Since its founding nine years ago, Square Inc. has focused on simplified checkout options and software for small brick-and-mortar merchants. With its acquisition of Weebly Inc., announced late Thursday, San Francisco-based Square is not only staging a major expansion into e-commerce, it’s also laying the groundwork for a significant outreach to larger merchants and clients overseas, according to Square and outside observers.
According to the terms of the deal, Square will pay $325 million in a combination of cash and stock for Weebly, an 11-year-old, San Francisco-based company that creates Web stores for entrepreneurs. The two companies expect to close the deal by the end of June. The announcement moved Square’s stock up slightly in mid-morning trading Friday, with the shares trading close to $48, up about 2.5% over Thursday’s close.
Weebly supports some 625,000 subscribers who pay for design and hosting. Millions of other sites use the company’s free hosting services. All told, Weebly-supported sites attract more than 325 million visits per month, according to information on its own site and data from Square. Almost 40% of these paid subscribers are based outside the United States, which Square says will set the stage for further international expansion.
Square has been providing payment-gateway services to Weebly’s clients, along with Authorize.net, PayPal, and Stripe. Both companies were quick to say these current arrangements will not change, at least in the short run. “Square will continue to provide an open platform to offer sellers the flexibility to select and integrate the third-party solutions that are best for their business,” the company says in a press release.
In a blog post, David Rusenko, Weebly’s chief executive and one of its founders, says, “Over time, we hope you find increasing value in our Square integration, but we have no plans to limit what payments processors you can use — the choice should be yours.”
For Square, the deal represents a major thrust into running an e-commerce operation, a move that could bring with it advantages in cross-selling a range of Square products, experts say. It also creates opportunities for Square to present integrated in-store and e-commerce processing, known as omnichannel services. to its client base as well as somewhat larger potential clients, they add.
“[Square] wants to be a one-stop shop supplying the underlying infrastructure for a merchant to run its business end-to-end,” says Jordan McKee, principal analyst for payments at New York City-based 451 Research, in an email message. “It’s no secret that larger merchants make up a growing percentage of Square’s gross payment volume each quarter. These larger merchants are more likely to be multichannel, and Square sees a clear opportunity to further penetrate those accounts.”
Square’s existing base also offers a fertile field, other observers say. “Beyond selling payment services to Weebly’s customer base, Square can expand omnichannel services to its existing 2 million-plus customers,” says Robert Napoli, an analyst who follows Square for Chicago-based William Blair. He adds that one cross-sell opportunity could lie in the company’s person-to-person payment service. “Further expanding into e-commerce could help drive demand for Square’s Cash app,” he says.
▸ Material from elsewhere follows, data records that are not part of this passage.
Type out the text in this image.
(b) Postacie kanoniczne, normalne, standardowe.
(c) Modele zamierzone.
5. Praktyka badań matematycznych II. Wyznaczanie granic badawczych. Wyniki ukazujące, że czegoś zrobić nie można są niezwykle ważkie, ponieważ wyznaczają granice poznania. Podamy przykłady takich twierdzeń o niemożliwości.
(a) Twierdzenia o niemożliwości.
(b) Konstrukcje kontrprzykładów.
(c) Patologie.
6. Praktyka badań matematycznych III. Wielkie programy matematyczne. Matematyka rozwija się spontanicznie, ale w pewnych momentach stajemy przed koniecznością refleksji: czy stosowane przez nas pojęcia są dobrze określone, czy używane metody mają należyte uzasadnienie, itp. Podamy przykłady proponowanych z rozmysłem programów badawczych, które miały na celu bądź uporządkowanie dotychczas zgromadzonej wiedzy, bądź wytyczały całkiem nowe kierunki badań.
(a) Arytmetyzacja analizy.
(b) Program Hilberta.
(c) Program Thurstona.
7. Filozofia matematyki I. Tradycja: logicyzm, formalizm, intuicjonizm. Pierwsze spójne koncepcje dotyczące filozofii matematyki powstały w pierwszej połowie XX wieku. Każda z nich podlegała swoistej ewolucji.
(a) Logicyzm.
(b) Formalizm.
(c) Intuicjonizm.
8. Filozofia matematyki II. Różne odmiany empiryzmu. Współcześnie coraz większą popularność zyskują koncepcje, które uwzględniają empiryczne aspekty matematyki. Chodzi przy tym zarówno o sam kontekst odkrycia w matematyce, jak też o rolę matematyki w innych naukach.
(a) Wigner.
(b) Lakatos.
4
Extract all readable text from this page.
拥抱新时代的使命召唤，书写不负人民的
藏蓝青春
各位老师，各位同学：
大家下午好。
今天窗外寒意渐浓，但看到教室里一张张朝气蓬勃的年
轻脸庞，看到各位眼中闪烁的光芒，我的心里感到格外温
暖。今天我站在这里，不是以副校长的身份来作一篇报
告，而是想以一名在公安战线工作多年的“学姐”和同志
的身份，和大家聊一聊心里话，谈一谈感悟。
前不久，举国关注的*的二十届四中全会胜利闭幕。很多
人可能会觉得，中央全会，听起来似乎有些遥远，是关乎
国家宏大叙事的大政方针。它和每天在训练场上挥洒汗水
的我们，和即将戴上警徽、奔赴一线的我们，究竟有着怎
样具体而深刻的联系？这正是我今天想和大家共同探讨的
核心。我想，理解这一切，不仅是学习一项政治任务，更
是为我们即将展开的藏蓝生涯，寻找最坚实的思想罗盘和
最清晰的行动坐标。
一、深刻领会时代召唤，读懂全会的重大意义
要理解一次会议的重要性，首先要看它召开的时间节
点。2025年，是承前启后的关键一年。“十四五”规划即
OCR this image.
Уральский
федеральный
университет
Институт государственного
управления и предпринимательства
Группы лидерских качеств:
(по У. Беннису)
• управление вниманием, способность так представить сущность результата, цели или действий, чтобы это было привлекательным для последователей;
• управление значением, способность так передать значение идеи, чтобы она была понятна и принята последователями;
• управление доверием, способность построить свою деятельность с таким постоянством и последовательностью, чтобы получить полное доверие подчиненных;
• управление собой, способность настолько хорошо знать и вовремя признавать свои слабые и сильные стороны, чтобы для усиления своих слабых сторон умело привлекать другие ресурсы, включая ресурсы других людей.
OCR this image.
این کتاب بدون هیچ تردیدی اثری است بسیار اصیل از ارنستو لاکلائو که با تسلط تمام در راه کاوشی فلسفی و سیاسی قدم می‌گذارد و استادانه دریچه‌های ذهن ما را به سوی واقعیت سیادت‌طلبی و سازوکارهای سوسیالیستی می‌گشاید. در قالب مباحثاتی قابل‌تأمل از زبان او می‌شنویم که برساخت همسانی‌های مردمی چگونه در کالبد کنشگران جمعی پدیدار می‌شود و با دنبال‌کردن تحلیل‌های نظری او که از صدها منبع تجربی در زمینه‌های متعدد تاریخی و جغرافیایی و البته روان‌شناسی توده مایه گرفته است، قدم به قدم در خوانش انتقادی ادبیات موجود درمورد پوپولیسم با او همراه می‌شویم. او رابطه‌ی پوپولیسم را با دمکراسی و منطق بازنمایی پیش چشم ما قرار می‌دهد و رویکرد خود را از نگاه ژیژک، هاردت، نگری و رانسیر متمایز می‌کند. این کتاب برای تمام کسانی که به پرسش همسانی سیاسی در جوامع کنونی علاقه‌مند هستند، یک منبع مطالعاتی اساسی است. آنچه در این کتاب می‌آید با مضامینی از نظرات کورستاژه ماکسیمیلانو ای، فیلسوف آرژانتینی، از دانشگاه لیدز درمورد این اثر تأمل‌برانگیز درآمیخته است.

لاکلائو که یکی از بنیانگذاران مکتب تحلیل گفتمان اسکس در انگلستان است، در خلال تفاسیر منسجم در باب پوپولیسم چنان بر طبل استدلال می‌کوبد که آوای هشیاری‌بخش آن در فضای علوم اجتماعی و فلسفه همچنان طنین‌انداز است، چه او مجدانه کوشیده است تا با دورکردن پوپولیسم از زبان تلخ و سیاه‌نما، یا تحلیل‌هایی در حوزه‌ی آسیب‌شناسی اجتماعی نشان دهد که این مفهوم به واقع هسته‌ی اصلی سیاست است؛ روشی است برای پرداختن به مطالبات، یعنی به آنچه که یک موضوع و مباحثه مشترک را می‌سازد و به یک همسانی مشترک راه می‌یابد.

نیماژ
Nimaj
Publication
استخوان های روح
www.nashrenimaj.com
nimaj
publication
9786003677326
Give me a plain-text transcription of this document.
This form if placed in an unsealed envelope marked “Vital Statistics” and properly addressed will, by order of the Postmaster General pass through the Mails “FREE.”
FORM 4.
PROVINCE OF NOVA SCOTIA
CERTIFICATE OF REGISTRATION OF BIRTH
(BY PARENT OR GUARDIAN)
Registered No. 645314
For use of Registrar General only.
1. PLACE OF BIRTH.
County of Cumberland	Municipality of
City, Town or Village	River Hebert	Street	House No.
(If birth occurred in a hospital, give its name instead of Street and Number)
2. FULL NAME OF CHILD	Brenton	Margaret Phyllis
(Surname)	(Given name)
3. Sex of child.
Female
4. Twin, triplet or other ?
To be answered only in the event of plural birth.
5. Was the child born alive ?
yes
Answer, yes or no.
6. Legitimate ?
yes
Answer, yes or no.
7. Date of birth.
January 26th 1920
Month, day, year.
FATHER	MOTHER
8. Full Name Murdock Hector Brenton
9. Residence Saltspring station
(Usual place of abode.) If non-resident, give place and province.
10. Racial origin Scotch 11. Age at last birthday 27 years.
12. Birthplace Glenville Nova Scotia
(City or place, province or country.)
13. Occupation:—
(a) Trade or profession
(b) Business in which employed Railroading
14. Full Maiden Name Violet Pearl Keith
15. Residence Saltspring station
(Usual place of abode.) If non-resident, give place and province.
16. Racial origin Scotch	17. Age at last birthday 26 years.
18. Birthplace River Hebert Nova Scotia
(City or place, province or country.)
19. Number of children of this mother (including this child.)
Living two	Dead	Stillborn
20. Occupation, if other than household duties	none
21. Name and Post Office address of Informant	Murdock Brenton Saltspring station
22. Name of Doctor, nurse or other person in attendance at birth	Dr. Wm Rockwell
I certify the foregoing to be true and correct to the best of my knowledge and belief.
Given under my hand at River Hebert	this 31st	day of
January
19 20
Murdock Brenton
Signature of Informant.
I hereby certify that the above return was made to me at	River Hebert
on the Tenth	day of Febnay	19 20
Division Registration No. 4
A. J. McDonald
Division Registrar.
Ultimately, the Weebly deal is a key step toward what McKee calls Square’s “end goal.” Square, he says, wants “to embed itself into its customers’ operations, increasing their dependence and the likelihood that they will buy more services, such as payroll, [customer-relationship management], gift cards, invoicing and more.”
Square did not immediately respond to a request for comment on the deal from Digital Transactions News.